Die ORF-Erfolgsserie "Vorstadtweiber" sorgt nicht nur für Quotenerfolge, sondern auch für großen Ärger – zumindest bei der FPÖ. Denn dass der Parteichef in den Untertiteln der letzten Sendung als "schwul" bezeichnet wurde, lässt bei den Freiheitlichen Unmut aufkommen. "Was am Montag in der ORF-Serie 'Vorstadtweiber' über den Äther gegangen ist, kann nur als völliger Verlust aller Hemmungen der ORF-Führung gegenüber der FPÖ und ihrem Obmann Heinz-Christian Strache gewertet werden", zeigte sich der freiheitliche Generalsekretär Harald Vilimsky am Mittwoch in einer Aussendung empört.

"Den Chef der größten Oppositionspartei als 'schwul' zu bezeichnen, sprengt wohl deutlich die Grenzen des guten Geschmacks und kann nur als reine Gehässigkeit bezeichnet werden", so Vilimsky weiter, der eine Entschuldigung der ORF-Führung erwartet.

Politisch motivierter Hass, Beschimpfungen, Beleidigungen, Hetze und Diffamierungen gegen die FPÖ und Strache seien im öffentlich-rechtlichen Rundfunk an der Tagesordnung, so Vilimsky. So erinnerte der Generalsekretär etwa an die sogenannte Affäre Moschitz, bei der ein Redakteur Nazi-Skinheads zu einer FPÖ-Veranstaltung gebracht habe, um in der Öffentlichkeit ein Bild zu zeichnen, das nicht der Realität entspreche. Eine Berichterstattung über ein für den Redakteur ungünstiges Gerichtsurteil sei der ORF dann freilich schuldig geblieben, meinte Vilimsky in der Aussendung.

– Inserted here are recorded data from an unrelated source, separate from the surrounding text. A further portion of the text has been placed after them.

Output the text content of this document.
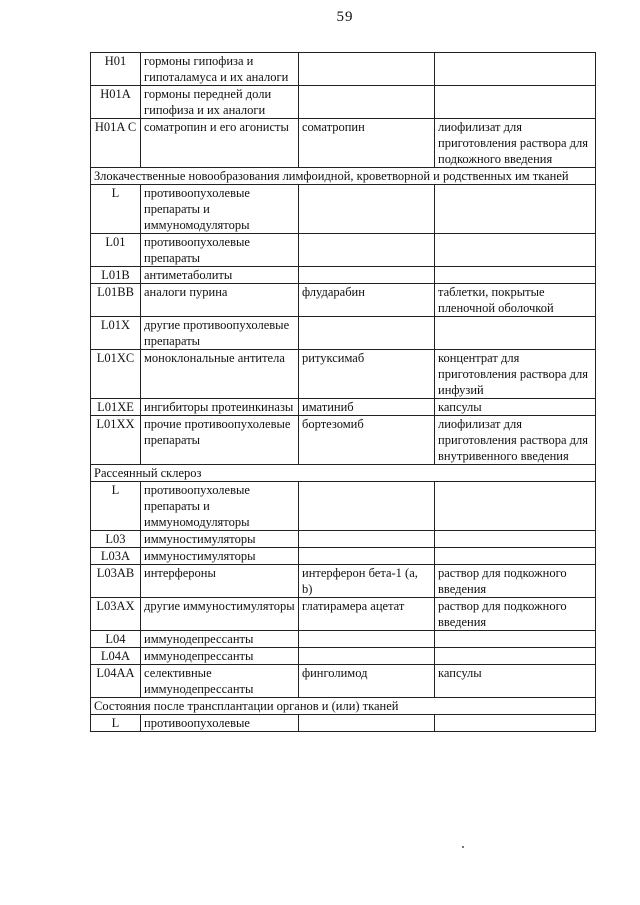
59
H01	гормоны гипофиза и гипоталамуса и их аналоги		
H01A	гормоны передней доли гипофиза и их аналоги		
H01A C	соматропин и его агонисты	соматропин	лиофилизат для приготовления раствора для подкожного введения
Злокачественные новообразования лимфоидной, кроветворной и родственных им тканей			
L	противоопухолевые препараты и иммуномодуляторы		
L01	противоопухолевые препараты		
L01B	антиметаболиты		
L01BB	аналоги пурина	флударабин	таблетки, покрытые пленочной оболочкой
L01X	другие противоопухолевые препараты		
L01XC	моноклональные антитела	ритуксимаб	концентрат для приготовления раствора для инфузий
L01XE	ингибиторы протеинкиназы	иматиниб	капсулы
L01XX	прочие противоопухолевые препараты	бортезомиб	лиофилизат для приготовления раствора для внутривенного введения
Рассеянный склероз			
L	противоопухолевые препараты и иммуномодуляторы		
L03	иммуностимуляторы		
L03A	иммуностимуляторы		
L03AB	интерфероны	интерферон бета-1 (a, b)	раствор для подкожного введения
L03AX	другие иммуностимуляторы	глатирамера ацетат	раствор для подкожного введения
L04	иммунодепрессанты		
L04A	иммунодепрессанты		
L04AA	селективные иммунодепрессанты	финголимод	капсулы
Состояния после трансплантации органов и (или) тканей			
L	противоопухолевые		
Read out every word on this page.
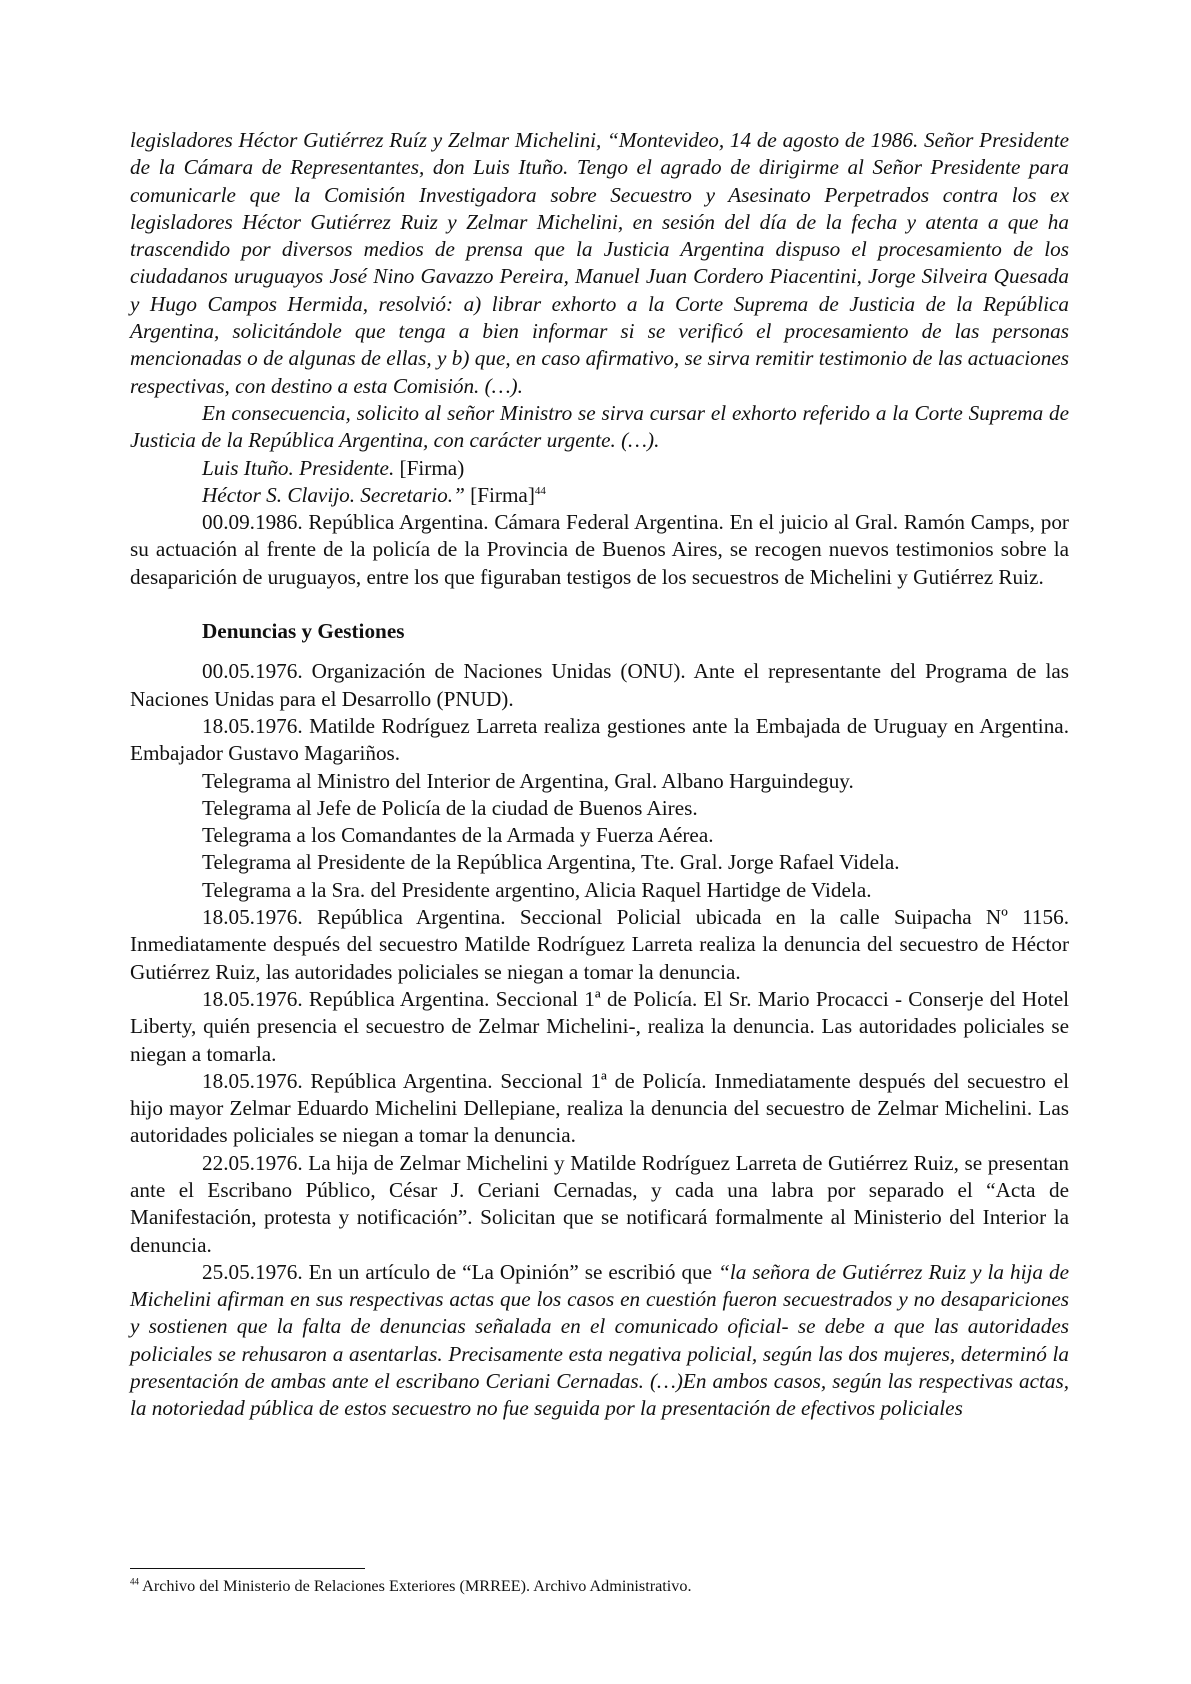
legisladores Héctor Gutiérrez Ruíz y Zelmar Michelini, “Montevideo, 14 de agosto de 1986. Señor Presidente de la Cámara de Representantes, don Luis Ituño. Tengo el agrado de dirigirme al Señor Presidente para comunicarle que la Comisión Investigadora sobre Secuestro y Asesinato Perpetrados contra los ex legisladores Héctor Gutiérrez Ruiz y Zelmar Michelini, en sesión del día de la fecha y atenta a que ha trascendido por diversos medios de prensa que la Justicia Argentina dispuso el procesamiento de los ciudadanos uruguayos José Nino Gavazzo Pereira, Manuel Juan Cordero Piacentini, Jorge Silveira Quesada y Hugo Campos Hermida, resolvió: a) librar exhorto a la Corte Suprema de Justicia de la República Argentina, solicitándole que tenga a bien informar si se verificó el procesamiento de las personas mencionadas o de algunas de ellas, y b) que, en caso afirmativo, se sirva remitir testimonio de las actuaciones respectivas, con destino a esta Comisión. (…).

En consecuencia, solicito al señor Ministro se sirva cursar el exhorto referido a la Corte Suprema de Justicia de la República Argentina, con carácter urgente. (…).

Luis Ituño. Presidente. [Firma)

Héctor S. Clavijo. Secretario.” [Firma]$^{44}$

00.09.1986. República Argentina. Cámara Federal Argentina. En el juicio al Gral. Ramón Camps, por su actuación al frente de la policía de la Provincia de Buenos Aires, se recogen nuevos testimonios sobre la desaparición de uruguayos, entre los que figuraban testigos de los secuestros de Michelini y Gutiérrez Ruiz.

Denuncias y Gestiones

00.05.1976. Organización de Naciones Unidas (ONU). Ante el representante del Programa de las Naciones Unidas para el Desarrollo (PNUD).

18.05.1976. Matilde Rodríguez Larreta realiza gestiones ante la Embajada de Uruguay en Argentina. Embajador Gustavo Magariños.

Telegrama al Ministro del Interior de Argentina, Gral. Albano Harguindeguy.

Telegrama al Jefe de Policía de la ciudad de Buenos Aires.

Telegrama a los Comandantes de la Armada y Fuerza Aérea.

Telegrama al Presidente de la República Argentina, Tte. Gral. Jorge Rafael Videla.

Telegrama a la Sra. del Presidente argentino, Alicia Raquel Hartidge de Videla.

18.05.1976. República Argentina. Seccional Policial ubicada en la calle Suipacha Nº 1156. Inmediatamente después del secuestro Matilde Rodríguez Larreta realiza la denuncia del secuestro de Héctor Gutiérrez Ruiz, las autoridades policiales se niegan a tomar la denuncia.

18.05.1976. República Argentina. Seccional 1ª de Policía. El Sr. Mario Procacci - Conserje del Hotel Liberty, quién presencia el secuestro de Zelmar Michelini-, realiza la denuncia. Las autoridades policiales se niegan a tomarla.

18.05.1976. República Argentina. Seccional 1ª de Policía. Inmediatamente después del secuestro el hijo mayor Zelmar Eduardo Michelini Dellepiane, realiza la denuncia del secuestro de Zelmar Michelini. Las autoridades policiales se niegan a tomar la denuncia.

22.05.1976. La hija de Zelmar Michelini y Matilde Rodríguez Larreta de Gutiérrez Ruiz, se presentan ante el Escribano Público, César J. Ceriani Cernadas, y cada una labra por separado el “Acta de Manifestación, protesta y notificación”. Solicitan que se notificará formalmente al Ministerio del Interior la denuncia.

25.05.1976. En un artículo de “La Opinión” se escribió que “la señora de Gutiérrez Ruiz y la hija de Michelini afirman en sus respectivas actas que los casos en cuestión fueron secuestrados y no desapariciones y sostienen que la falta de denuncias señalada en el comunicado oficial- se debe a que las autoridades policiales se rehusaron a asentarlas. Precisamente esta negativa policial, según las dos mujeres, determinó la presentación de ambas ante el escribano Ceriani Cernadas. (…)En ambos casos, según las respectivas actas, la notoriedad pública de estos secuestro no fue seguida por la presentación de efectivos policiales

$^{44}$ Archivo del Ministerio de Relaciones Exteriores (MRREE). Archivo Administrativo.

Heikle Dialogszene nicht ganz verschwunden
Der ORF hatte in der jüngsten Folge der "Vorstadtweiber" eine heikle Dialogszene entfernt, in der Strache als "schwul" bezeichnet wurde. Zuschauer der Erfolgsserie, die auch am Montag wieder über 900.000 Österreicher verfolgten, bemerkten den Schnitt dennoch, weil der entsprechende Dialogteil in der Fassung mit Untertitel für Hörbehinderte zu lesen war.